The sum can be written as

$$S(n) = \sum_{k=n}^{2n} \frac{1}{2k-1}$$

If we replace the sum by an integral we find

$$I(n) = \int_n^{2 n} \frac{1}{2 k-1} \, dk = \frac{1}{2} \log (2+\frac{1}{2n-1})$$

And the limit $n\to\infty$ is

$$S(n\to\infty) = \frac{1}{2} \log (2)\tag{1}$$

The justification of the replacement of the sum by an integral is easily done considering the inequalities (lower "sum" < S < upper "sum")

$$\int_n^{2 n} \frac{1}{2 k-1} \, dk < S(n) < \int_n^{2 n} \frac{1}{2 (k-1)-1} \, dk $$

which are obvious graphically.

Hence we have

$$ \frac{1}{2} \log \left(2+\frac{1}{2n-1}\right)< S(n) < \frac{1}{2} \log \left(2 + \frac{3}{2 n-3}\right)$$

and the limit $n\to\infty$ gives back the result (1).

Generalization

It is tempting to consider the more general sum (where $0<a<b, c<0, d<a \;c \;n$)

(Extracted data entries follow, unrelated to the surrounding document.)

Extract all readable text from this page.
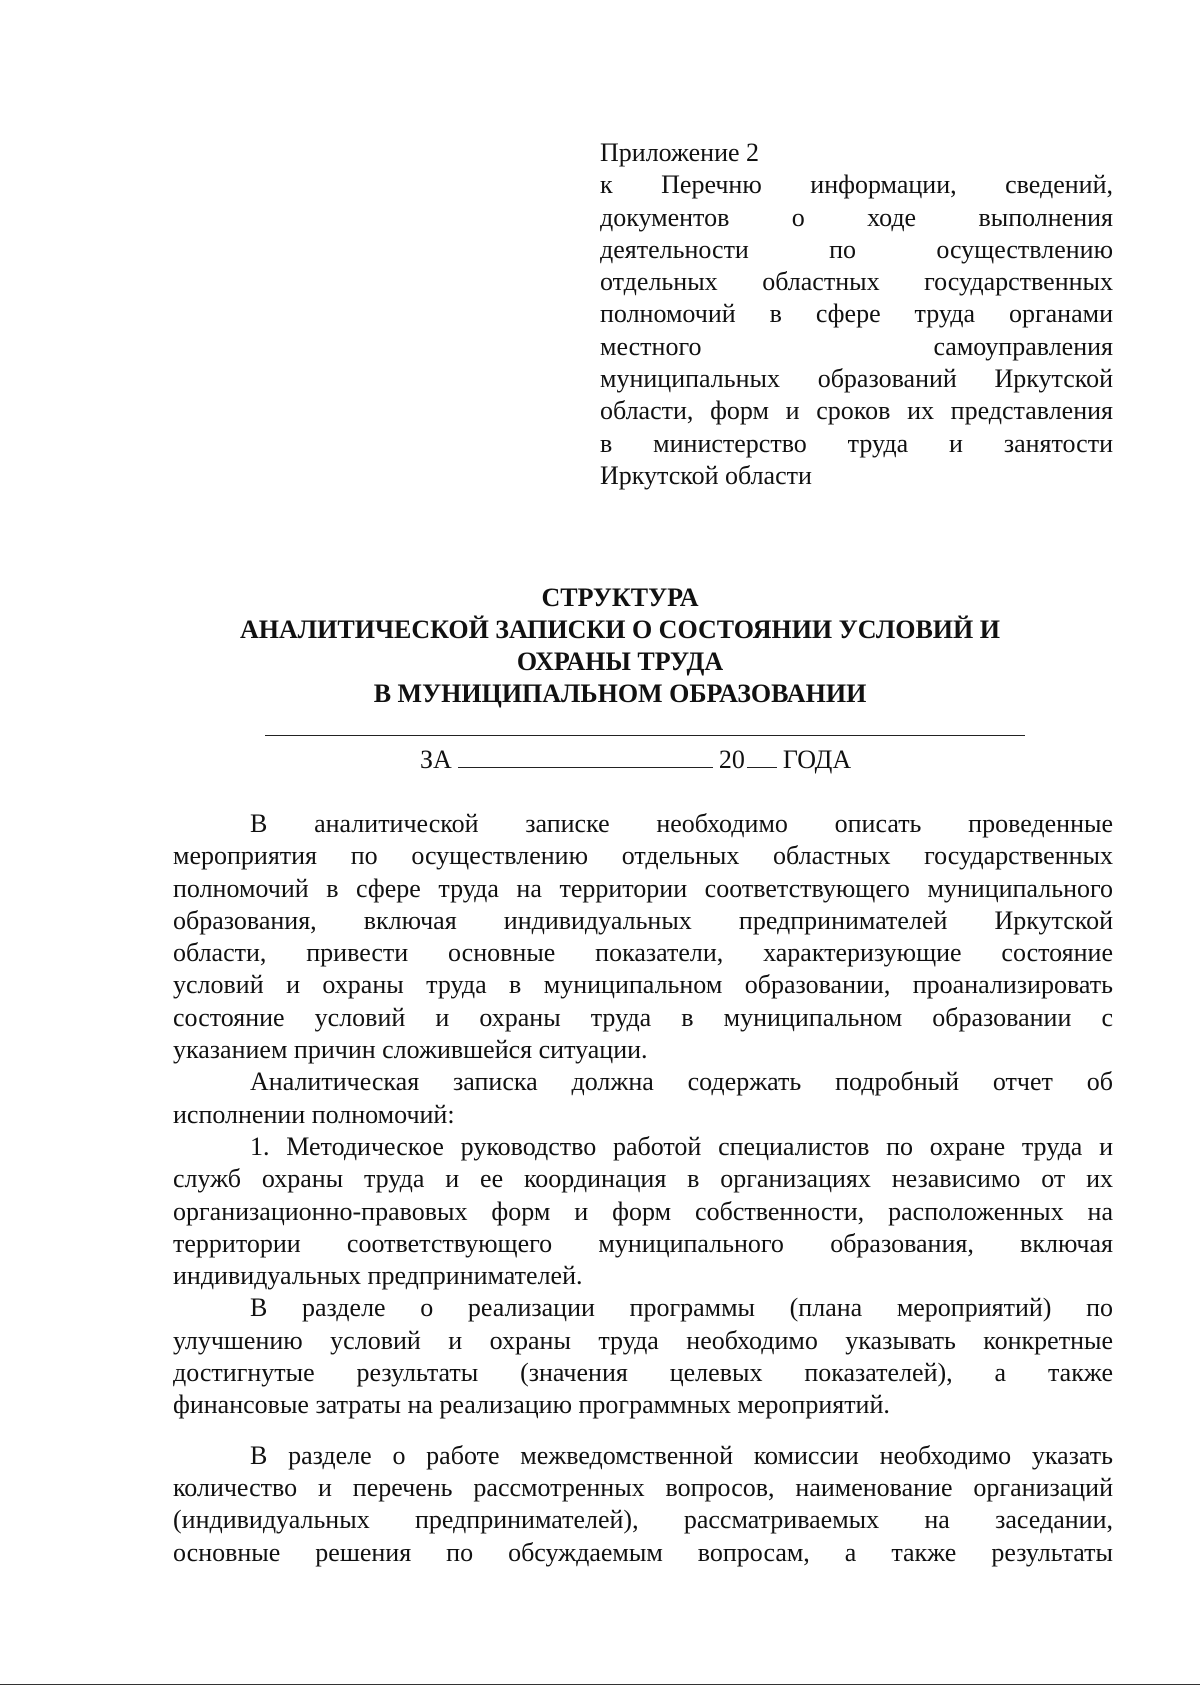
Приложение 2
к Перечню информации, сведений,
документов о ходе выполнения
деятельности по осуществлению
отдельных областных государственных
полномочий в сфере труда органами
местного самоуправления
муниципальных образований Иркутской
области, форм и сроков их представления
в министерство труда и занятости
Иркутской области
СТРУКТУРА
АНАЛИТИЧЕСКОЙ ЗАПИСКИ О СОСТОЯНИИ УСЛОВИЙ И
ОХРАНЫ ТРУДА
В МУНИЦИПАЛЬНОМ ОБРАЗОВАНИИ
ЗА	20 ГОДА
В аналитической записке необходимо описать проведенные
мероприятия по осуществлению отдельных областных государственных
полномочий в сфере труда на территории соответствующего муниципального
образования, включая индивидуальных предпринимателей Иркутской
области, привести основные показатели, характеризующие состояние
условий и охраны труда в муниципальном образовании, проанализировать
состояние условий и охраны труда в муниципальном образовании с
указанием причин сложившейся ситуации.
Аналитическая записка должна содержать подробный отчет об
исполнении полномочий:
1. Методическое руководство работой специалистов по охране труда и
служб охраны труда и ее координация в организациях независимо от их
организационно-правовых форм и форм собственности, расположенных на
территории соответствующего муниципального образования, включая
индивидуальных предпринимателей.
В разделе о реализации программы (плана мероприятий) по
улучшению условий и охраны труда необходимо указывать конкретные
достигнутые результаты (значения целевых показателей), а также
финансовые затраты на реализацию программных мероприятий.
В разделе о работе межведомственной комиссии необходимо указать
количество и перечень рассмотренных вопросов, наименование организаций
(индивидуальных предпринимателей), рассматриваемых на заседании,
основные решения по обсуждаемым вопросам, а также результаты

$$S(a,b,c,d,n)=\sum _{k=a\; n}^{b\; n} \frac{1}{c\; k-d}$$

The limit is similarly calculated with the result

$$\lim_{n\to \infty } \, S(a,b,c,d,n)=\frac{1}{c}\;\log \left(\frac{b}{a}\right)$$

Notice the independence of $d$.

Answer 5

$\newcommand{\bbx}[1]{\,\bbox[8px,border:1px groove navy]{\displaystyle{#1}}\,} \newcommand{\braces}[1]{\left\lbrace\,{#1}\,\right\rbrace} \newcommand{\bracks}[1]{\left\lbrack\,{#1}\,\right\rbrack} \newcommand{\dd}{\mathrm{d}} \newcommand{\ds}[1]{\displaystyle{#1}} \newcommand{\expo}[1]{\,\mathrm{e}^{#1}\,} \newcommand{\ic}{\mathrm{i}} \newcommand{\mc}[1]{\mathcal{#1}} \newcommand{\mrm}[1]{\mathrm{#1}} \newcommand{\pars}[1]{\left(\,{#1}\,\right)} \newcommand{\partiald}[3][]{\frac{\partial^{#1} #2}{\partial #3^{#1}}} \newcommand{\root}[2][]{\,\sqrt[#1]{\,{#2}\,}\,} \newcommand{\totald}[3][]{\frac{\mathrm{d}^{#1} #2}{\mathrm{d} #3^{#1}}} \newcommand{\verts}[1]{\left\vert\,{#1}\,\right\vert}$ \begin{align} \sum_{k = 1}^{n}{1 \over 2n + 2k - 1} & = {1 \over 2}\sum_{k = 1}^{\infty} \pars{{1 \over k + n - 1/2} - {1 \over k + 2n - 1/2}} = {H_{2n - 1/2}-H_{n - 1/2} \over 2} \\[5mm] & \stackrel{\large\mrm{as}\ n\ \to\ \infty}{\large\sim}\,\,\, {\ln\pars{2n + 1/2} - \ln\pars{n + 1/2} \over 2} \,\,\,\stackrel{\large\mrm{as}\ n\ \to\ \infty}{\large\to}\,\,\, \bbx{\ds{{1 \over 2}\,\ln\pars{2}}} \end{align}